Species Isolation by John Ó Maoilearca
LOCKDOWN THEORY #22
What is to be done? When did things go wrong? With Neo-Liberal Capitalism? With Classical Capitalism? With the Industrial Revolution? The Enlightenment? Patriarchy? The invention of Agriculture? Discovery of Fire? Carnivorism? The Growth of the Human Frontal-Cortex? Let me stop just there. Yuval Noah Harari, in The Guardian, on September 25, 2015, writes:
“When the first humans reached Australia about 45,000 years ago, they quickly drove to extinction 90% of its large animals. […] The archaeological record of country after country tells the same sad story. […] Altogether, sapiens drove to extinction about 50% of all the large terrestrial mammals of the planet before they planted the first wheat field, shaped the first metal tool, wrote the first text or struck the first coin.”

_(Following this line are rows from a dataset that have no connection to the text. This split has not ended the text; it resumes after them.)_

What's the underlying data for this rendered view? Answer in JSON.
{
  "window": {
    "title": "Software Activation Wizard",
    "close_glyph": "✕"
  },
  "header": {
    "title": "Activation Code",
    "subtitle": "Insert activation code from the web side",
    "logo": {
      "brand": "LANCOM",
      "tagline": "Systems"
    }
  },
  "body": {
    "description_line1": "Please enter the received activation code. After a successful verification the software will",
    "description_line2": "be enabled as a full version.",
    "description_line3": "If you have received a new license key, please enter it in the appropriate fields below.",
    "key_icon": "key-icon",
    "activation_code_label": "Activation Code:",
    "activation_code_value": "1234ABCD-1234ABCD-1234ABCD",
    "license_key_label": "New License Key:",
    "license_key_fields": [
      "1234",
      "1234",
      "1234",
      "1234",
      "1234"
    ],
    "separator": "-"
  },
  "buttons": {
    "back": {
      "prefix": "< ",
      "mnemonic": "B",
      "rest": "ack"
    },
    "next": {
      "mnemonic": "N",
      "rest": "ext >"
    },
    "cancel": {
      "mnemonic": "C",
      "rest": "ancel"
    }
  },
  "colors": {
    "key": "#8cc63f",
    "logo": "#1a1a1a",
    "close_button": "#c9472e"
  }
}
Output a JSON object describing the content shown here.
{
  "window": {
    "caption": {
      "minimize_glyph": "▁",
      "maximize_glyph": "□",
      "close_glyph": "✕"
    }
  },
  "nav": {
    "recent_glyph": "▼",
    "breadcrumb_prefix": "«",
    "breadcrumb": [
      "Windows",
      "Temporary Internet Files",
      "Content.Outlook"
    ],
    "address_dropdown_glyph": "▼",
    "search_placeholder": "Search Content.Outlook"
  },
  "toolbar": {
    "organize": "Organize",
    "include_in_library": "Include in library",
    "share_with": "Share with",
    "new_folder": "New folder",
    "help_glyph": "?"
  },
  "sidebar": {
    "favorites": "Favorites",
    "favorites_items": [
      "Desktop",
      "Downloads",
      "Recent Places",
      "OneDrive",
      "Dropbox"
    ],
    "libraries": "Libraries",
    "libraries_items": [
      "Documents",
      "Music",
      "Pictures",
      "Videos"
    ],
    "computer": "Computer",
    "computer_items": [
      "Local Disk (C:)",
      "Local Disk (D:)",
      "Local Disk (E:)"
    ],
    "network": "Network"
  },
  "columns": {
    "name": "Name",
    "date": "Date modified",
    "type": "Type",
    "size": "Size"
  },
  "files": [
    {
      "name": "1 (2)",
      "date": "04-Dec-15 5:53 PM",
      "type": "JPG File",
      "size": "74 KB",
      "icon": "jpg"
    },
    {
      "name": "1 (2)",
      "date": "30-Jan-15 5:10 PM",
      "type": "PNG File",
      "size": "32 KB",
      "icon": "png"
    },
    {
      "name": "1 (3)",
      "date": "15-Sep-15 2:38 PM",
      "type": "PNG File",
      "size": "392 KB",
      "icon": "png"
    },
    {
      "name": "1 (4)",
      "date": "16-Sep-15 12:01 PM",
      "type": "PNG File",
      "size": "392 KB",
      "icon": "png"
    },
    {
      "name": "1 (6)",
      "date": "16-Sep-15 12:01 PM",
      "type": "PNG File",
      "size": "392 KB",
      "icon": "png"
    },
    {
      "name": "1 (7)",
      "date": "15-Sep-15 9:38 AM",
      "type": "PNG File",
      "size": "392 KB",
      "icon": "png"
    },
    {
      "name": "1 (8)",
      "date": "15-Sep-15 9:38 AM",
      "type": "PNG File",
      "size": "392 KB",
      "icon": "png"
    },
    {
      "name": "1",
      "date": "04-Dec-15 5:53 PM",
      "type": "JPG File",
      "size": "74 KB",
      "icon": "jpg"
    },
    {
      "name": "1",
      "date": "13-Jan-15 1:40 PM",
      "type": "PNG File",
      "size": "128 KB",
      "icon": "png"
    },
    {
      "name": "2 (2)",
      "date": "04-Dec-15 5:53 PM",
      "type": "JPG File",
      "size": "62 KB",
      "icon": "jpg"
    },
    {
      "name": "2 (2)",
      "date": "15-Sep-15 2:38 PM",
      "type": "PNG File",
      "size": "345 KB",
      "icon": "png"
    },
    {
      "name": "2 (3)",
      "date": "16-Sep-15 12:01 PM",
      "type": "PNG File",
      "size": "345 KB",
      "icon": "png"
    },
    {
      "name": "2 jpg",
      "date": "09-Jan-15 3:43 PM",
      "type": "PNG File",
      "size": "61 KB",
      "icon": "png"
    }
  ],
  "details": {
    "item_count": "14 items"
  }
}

We are the descendants of nature’s most successful killing machines. Machines that spread and eradicate irrespective of our type, our best intentions, or our self-awareness. Or can we stop ourselves? Can we mutate sufficiently to end our seemingly ineluctable drive to annihilate all around us? (From In Bruges: “I have the capacity to change. / Yeah, you do. You’ve the capacity to get fucking worse!”) So what is to be done? Why not try doing nothing? Seriously, nothing (not the old same thing). For Pascal, “all of humanity's problems stem from man’s inability to sit quietly in a room alone.” So stay in your room, for a change. Don’t go to Australia. Don’t go out. Don’t expand. Shrink your world down to the micro-. After all, the micro-revolution has finally begun. Be part of that revolution within an incredible shrinking space. Degrowth: a radical passivity with economic consequences. Though few of “us” can actually afford to do nothing, there is a larger “us” who cannot afford any more of the same. All the same, it was the viruses - the really small non-life-forms, not the large ones - who were always the ones who would eventually strike back. A living/non-living form whose resistance starts incredibly small and on the inside, and works by mutating us, making us “be the change” the world needs to see.
John Ó Maoilearca teaches at Kingston University, London. He is currently researching ordinary modes of time-travel (so far with only modest success).